During the campaign for July 20’s House of Councillors election, the ruling Liberal Democratic Party’s pitch appeared more focused on past achievements than on present or future offerings. One of its campaign slogans, announced prior to the official campaign period, crystallized this notion: “We have a responsibility to govern this country.”
Claiming “responsibility” – particularly the need to safeguard the sanity of national finances – the LDP refused to campaign on a consumption tax cut, which all opposition parties supported. Instead, it limited its election pledge to a 20,000 yen (around $135) cash distribution for the entire public, while rival parties proposed more generous plans.
On the stump, Prime Minister Ishiba Shigeru raised national security as a rationale for his party’s continued leadership. Other LDP politician simply claimed they were “better” than the supposedly irresponsible opposition. The LDP appeared to bet that its long-standing dominance and surplus of credibility would be enough to sustain its hold on power.
Instead, the LDP notched its worst upper house performance since 2007, losing 13 seats and its majority. For the first time since the party’s founding, it has lost its majorities in both house of the Japanese Diet.
It’s worth keeping in mind that the disastrous upper house election in 2007 eventually resulted in the party’s ouster from power in 2009.
The election results cast serious doubt on whether the LDP’s credibility remains intact. A mix of LDP hubris and shifting public perception ultimately contributed to its electoral setback – and the rise of textbook-style populism.
Two parties with populist characteristics won big in this election: the Democratic Party For the People (DPFP) and Sanseito, which became the top two proportional ballot vote-getters after the LDP. The DPFP expanded its seats by 13; Sanseito added 14 to its upper house tally. While the parties differ in the degree of elite skepticism – the DPFP suggests that elites are too stubborn to experiment with fiscal policy, while Sanseito indulges in conspiracy theories – both succeeded in capitalizing on the public’s fear and anger during this election cycle.
The DPFP’s ongoing pledge to “raise take-home pay” resonated strongly amid persistent inflation, largely driven by the weakening yen. Sanseito has singlehandedly elevated the issue of “foreigners” – using demagoguery but striking a chord with public concern over the rise in foreign tourists and workers in the country, absent a national debate – onto the political agenda, forcing the LDP to scramble for a solution that had been low on their priority list.
So, what are the factors which contributed to the rise of populism in Japan? According to Cas Mudde and Cristóbal Rovira Kaltwasser, populism is caused when established parties act in ways that reinforce the stereotypes that elites are corrupt and unresponsive. On the issue of corruption, the LDP is still struggling to overcome the tainted image left by the political slush fund scandal, which had an overwhelming impact on last year’s lower house election. The electoral loss forced the ruling coalition into minority government status, making it impossible for the LDP to enact meaningful policy to quell the populist irritation and show the public that they are responding to their demands.

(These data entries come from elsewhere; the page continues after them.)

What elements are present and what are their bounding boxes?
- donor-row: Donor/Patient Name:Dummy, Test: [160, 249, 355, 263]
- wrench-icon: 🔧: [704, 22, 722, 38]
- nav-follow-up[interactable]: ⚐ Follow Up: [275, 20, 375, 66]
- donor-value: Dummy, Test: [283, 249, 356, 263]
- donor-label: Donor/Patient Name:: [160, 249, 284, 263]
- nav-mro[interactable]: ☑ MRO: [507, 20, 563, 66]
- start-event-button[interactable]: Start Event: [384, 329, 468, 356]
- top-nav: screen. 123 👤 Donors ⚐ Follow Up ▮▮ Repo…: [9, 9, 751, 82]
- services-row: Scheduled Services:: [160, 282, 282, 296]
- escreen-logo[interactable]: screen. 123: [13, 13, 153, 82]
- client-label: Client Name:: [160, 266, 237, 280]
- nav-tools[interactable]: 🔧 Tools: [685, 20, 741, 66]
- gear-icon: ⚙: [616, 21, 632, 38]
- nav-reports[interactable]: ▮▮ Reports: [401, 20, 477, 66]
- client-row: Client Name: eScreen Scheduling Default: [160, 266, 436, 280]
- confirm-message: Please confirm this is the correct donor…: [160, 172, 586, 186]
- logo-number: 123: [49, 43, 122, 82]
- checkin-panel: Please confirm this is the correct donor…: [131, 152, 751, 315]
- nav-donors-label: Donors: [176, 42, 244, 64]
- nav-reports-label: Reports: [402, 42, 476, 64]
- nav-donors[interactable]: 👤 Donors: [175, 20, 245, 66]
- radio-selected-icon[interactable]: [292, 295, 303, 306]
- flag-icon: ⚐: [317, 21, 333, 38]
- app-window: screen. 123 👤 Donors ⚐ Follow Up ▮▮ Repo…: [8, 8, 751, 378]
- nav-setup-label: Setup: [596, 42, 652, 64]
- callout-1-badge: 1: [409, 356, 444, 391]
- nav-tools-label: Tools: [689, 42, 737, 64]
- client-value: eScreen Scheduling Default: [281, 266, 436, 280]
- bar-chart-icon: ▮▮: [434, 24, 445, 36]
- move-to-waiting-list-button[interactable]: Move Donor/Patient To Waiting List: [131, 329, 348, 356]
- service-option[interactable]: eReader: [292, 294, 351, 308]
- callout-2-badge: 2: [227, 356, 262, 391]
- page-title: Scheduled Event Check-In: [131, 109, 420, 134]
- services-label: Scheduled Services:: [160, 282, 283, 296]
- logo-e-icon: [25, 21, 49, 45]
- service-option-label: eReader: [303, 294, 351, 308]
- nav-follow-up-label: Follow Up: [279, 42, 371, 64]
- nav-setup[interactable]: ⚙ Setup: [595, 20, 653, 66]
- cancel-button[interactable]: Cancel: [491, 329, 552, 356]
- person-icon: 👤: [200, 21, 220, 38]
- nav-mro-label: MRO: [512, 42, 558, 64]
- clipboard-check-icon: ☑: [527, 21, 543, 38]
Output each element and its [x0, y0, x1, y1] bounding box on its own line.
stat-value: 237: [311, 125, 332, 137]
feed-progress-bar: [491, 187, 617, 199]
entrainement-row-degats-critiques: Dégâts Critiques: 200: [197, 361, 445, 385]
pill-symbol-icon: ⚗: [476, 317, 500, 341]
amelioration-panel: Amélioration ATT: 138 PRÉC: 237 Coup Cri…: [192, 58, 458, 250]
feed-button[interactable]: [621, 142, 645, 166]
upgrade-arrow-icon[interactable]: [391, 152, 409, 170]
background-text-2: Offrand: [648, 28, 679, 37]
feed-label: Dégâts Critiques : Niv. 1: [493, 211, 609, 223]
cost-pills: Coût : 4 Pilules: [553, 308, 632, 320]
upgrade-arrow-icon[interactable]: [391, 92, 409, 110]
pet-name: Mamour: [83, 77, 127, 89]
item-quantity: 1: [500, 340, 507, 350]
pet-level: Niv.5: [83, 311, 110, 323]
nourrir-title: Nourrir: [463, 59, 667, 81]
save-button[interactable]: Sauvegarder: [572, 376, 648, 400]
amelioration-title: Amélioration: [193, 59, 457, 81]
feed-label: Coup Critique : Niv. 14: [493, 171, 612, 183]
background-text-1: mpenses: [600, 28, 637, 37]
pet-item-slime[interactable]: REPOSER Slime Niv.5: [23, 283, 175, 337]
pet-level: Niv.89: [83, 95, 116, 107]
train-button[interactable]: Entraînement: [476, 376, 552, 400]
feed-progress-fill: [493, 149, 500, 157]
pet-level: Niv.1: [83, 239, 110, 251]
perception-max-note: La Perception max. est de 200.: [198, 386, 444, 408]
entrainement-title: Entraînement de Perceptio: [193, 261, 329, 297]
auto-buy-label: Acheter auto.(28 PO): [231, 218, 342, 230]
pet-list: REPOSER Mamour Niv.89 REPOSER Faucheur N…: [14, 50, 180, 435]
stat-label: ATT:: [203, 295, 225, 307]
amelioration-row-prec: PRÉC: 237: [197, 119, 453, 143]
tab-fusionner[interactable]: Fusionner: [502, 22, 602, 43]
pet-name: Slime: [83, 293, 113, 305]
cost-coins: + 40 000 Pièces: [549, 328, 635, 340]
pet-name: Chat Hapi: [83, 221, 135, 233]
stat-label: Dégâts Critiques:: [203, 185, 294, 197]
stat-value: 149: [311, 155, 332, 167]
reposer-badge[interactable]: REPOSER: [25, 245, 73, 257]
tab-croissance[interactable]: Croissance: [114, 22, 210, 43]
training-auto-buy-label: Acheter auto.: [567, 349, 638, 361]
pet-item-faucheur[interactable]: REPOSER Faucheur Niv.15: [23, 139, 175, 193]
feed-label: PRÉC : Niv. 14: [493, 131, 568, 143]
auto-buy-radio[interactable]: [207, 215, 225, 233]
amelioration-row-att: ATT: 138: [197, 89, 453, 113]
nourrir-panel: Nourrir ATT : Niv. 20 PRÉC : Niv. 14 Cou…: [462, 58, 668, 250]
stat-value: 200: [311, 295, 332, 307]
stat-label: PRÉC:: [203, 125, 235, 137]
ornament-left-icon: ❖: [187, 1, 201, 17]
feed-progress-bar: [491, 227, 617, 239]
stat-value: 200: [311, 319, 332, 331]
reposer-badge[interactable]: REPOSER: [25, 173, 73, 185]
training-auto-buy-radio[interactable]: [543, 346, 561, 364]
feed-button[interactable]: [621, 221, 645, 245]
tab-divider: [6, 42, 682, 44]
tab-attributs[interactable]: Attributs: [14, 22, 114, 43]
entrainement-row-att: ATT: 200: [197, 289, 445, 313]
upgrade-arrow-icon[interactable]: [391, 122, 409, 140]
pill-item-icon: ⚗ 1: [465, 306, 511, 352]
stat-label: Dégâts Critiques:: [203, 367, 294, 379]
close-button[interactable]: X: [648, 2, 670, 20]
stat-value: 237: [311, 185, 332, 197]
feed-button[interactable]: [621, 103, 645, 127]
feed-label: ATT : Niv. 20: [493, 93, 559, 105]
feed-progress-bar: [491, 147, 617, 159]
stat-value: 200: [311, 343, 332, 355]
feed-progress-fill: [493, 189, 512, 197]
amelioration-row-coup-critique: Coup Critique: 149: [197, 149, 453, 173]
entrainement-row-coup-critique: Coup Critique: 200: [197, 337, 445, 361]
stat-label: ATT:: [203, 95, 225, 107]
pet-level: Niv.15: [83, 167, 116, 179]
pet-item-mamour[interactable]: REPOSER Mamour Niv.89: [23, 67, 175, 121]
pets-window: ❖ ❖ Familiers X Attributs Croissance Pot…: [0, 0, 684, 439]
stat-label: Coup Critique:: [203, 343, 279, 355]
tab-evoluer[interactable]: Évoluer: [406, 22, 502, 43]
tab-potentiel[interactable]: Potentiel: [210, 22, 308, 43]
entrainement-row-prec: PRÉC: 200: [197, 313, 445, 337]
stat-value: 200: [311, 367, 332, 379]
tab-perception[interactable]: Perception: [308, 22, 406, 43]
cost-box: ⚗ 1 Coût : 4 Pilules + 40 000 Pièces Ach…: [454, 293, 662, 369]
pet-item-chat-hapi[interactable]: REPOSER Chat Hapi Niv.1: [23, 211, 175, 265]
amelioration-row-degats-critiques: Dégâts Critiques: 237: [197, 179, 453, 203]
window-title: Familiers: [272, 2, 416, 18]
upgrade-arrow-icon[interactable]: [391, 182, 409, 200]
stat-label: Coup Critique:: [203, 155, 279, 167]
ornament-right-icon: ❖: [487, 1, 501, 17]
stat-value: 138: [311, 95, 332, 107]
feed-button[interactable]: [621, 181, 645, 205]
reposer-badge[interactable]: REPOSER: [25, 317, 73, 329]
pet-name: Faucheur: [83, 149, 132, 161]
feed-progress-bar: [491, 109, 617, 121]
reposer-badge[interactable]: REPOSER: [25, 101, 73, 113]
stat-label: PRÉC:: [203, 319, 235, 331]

Regarding the second component of populism, elite unresponsiveness, the refusal to take drastic measure to cure inflation and the LDP’s lack of consideration of the tension between foreigners and the native population, could be factors that further soured perceptions of the LDP.
In effect, by enabling the rise of the two populist-style parties the electorate called out the LDP’s “irresponsibility.”
Even before the electoral results, the anticipated rise of parties calling for increased government spending had been already shaping the bond market. And if these trends continue, there are concerns that the LDP’s minority status in both chambers will force them to loosen their purse – which could potentially limit Japan’s bond issuing power.
The LDP bears responsibility for these consequences. To be generous, considering the still-massive national debt and the potential ballooning of future debt servicing costs – due to the Bank of Japan’s gradual approach to raising interest rates – the government’s refusal to increase spending could be seen as “responsible.” However, the LDP has failed to convince the public that this is truly the case.
To counter the worst instincts of populism, the party should respond to demands grounded in real-life concerns and remain open to forming coalitions with partners who may not see eye to eye on fiscal and monetary policy. Demonstrating responsiveness – not responsibility – is key to navigating the newly emerging populist era.